The problem of individuals not registering under FARA was underscored by Feinstein when Browder testified before the Senate judiciary committee on July 27.
“There is a significant problem with under-enforcement of the law. Individuals who lobby and engage in political activities on behalf of foreign government and interests in the United States do not register in a way that works with the Justice Department,” Feinstein said.
Another person accused back in July 2016 of failing to register as a foreign agent was Natalia Veselnitskaya, a Russian lawyer who worked for Prevezon.
According to the document, Veselnitskaya played a key role in organizing a screening of a film intended to “rewrite the history of Sergei Magnitsky.” She has also been active in Washington in an effort to get the act repealed.
“On information and belief, in doing so she is being directed by the Russian government, and therefore should be required to file under FARA,” the documents state.
Veselnitskaya is the lawyer who met with Donald Trump Jr. on June 9, 2016, at Trump Tower. Trump Jr. said that he had accepted the meeting because he believed she would provide potentially damaging information on Hillary Clinton that could be useful during the campaign.
However, it appears that Veselnitskaya was conducting her lobbying work against the Magnitsky Act instead.

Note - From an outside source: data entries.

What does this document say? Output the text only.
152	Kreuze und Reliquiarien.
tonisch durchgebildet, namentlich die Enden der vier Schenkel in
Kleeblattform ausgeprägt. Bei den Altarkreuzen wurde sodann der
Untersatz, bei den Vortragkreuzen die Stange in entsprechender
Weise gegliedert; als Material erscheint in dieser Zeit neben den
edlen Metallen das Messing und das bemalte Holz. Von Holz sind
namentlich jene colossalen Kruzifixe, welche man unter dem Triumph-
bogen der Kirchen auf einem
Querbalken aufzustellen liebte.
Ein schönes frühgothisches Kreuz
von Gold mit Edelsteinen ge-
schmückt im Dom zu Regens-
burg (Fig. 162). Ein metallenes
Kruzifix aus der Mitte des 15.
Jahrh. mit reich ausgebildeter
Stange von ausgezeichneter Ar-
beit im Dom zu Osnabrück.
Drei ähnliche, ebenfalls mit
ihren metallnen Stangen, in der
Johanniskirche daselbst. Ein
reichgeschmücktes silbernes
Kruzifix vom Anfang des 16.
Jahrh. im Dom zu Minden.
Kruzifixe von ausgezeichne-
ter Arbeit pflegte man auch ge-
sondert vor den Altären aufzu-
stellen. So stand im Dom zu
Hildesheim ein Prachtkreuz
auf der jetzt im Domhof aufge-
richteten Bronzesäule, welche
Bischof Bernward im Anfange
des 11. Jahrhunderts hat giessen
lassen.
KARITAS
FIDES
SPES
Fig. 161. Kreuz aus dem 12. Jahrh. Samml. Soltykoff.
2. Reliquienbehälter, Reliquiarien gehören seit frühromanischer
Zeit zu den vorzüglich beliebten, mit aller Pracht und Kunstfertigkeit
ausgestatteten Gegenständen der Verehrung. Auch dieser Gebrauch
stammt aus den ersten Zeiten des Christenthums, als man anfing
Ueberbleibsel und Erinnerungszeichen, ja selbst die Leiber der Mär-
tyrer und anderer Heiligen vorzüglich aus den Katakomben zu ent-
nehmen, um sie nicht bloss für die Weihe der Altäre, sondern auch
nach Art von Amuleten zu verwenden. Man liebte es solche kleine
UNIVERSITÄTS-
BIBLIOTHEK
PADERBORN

“We primarily discussed a program about the adoption of Russian children that was active and popular with American families years ago and was since ended by the Russian government, but it was not a campaign issue at the time and there was no follow-up,” Trump Jr. said in a statement on July 8, after The New York Times reported on the meeting.
On Nov. 7, Fox News, citing a confidential source and court documents, reported that Veselnitskaya met with Simpson before and after her meeting with Trump Jr. in June 2016.
Sen. Chuck Grassley (R-Iowa), chairman of the Senate judiciary committee, requested information on July 11 on why Veselnitskaya was allowed to enter the United States without a visa.
In a letter requesting the information from the Department of Homeland Security and the State Department, Grassley says that Veselnitskaya was granted a parole letter in 2015, after having initially been denied a visa, to participate in a court case in the United States.
The parole expired on Jan. 7, 2016, and a request for an extension was denied on Jan. 4, 2016.
“This raises serious questions about whether the Obama administration authorized her to remain in the country, and if so, why?” Grassley said in a statement.